Yesterday morning was my bookstudy. But I had a runway show to do that night (I think I have mentioned before that I have been pursuing modeling) and so of course I had to skip out. My parents go to a differ bookstudy than me but in the same hall and so they were able to notice that I was not there. I told them I went anyway when my mom called me later that day not really caring one way or another if she had known I really wasn't cause my nerves were already going crazy about the show.
So this morning she and my dad announce that they knew I was lying, that I was not at the bookstudy and that "anyone who is a liar and not serving Jehovah whole-souled needs to leave their house." So they have announced that I have a week to move out.
WHAT DO I DO????!!! I am only 22 but its a mixture of emotions. The main part of me wants to leave. It is time for me to finally get out on my own. I can't live like this anymore. But another part of me is scared out of my mind. The only plan I have is to move in with my boyfriend. He's been very supportive of having to deal with dating a JW and has encouraged me to finally break free from that life for some time but I'm afraid of everything in the Real world! Afraid of paying bills, afraid of walking the streets at night, afraid of what I may become. Afraid we get to so poor that we will end up on food stamps-hell I'm afraid of the dark.Of course, my bf and I are serious and I would never just move in with some random guy. At the same time he lives downtown and so the job I have now which really pays well and is stable I may have to leave cause it would be 45 minutes away from him. On the other hand-I don't even know if my parents will let me keep the car!!! Its in my mom's name of course, and they pay the insurance. Even if I could keep it I have a DUI on my record (years ago during my dumb teen years) and the insurance will be so high I don't know if we would be able to afford it.

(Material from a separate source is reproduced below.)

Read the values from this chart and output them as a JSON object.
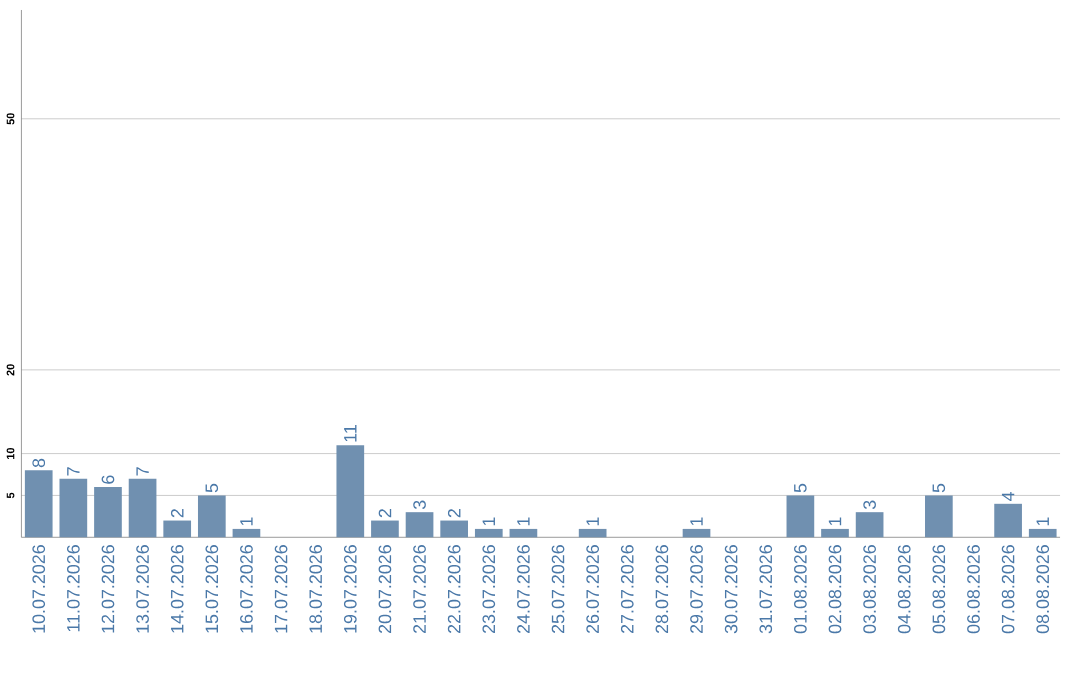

I really need some advice. I dunno if my parents are serious (honestly, they are not tottally mentally all there-thank the WT for that one) but even though, I feel like them kicking me out may be just what I need. Besides, the odds of the elders harassement and possibilty of me getting D'F won't be as great right? Since they are the ones who asked me to leave instead of me leaving myself??
I have been trying to get in touch with my brother(he's not a witness) but to no avail. So Please help guys!! I am SO SCARED!!!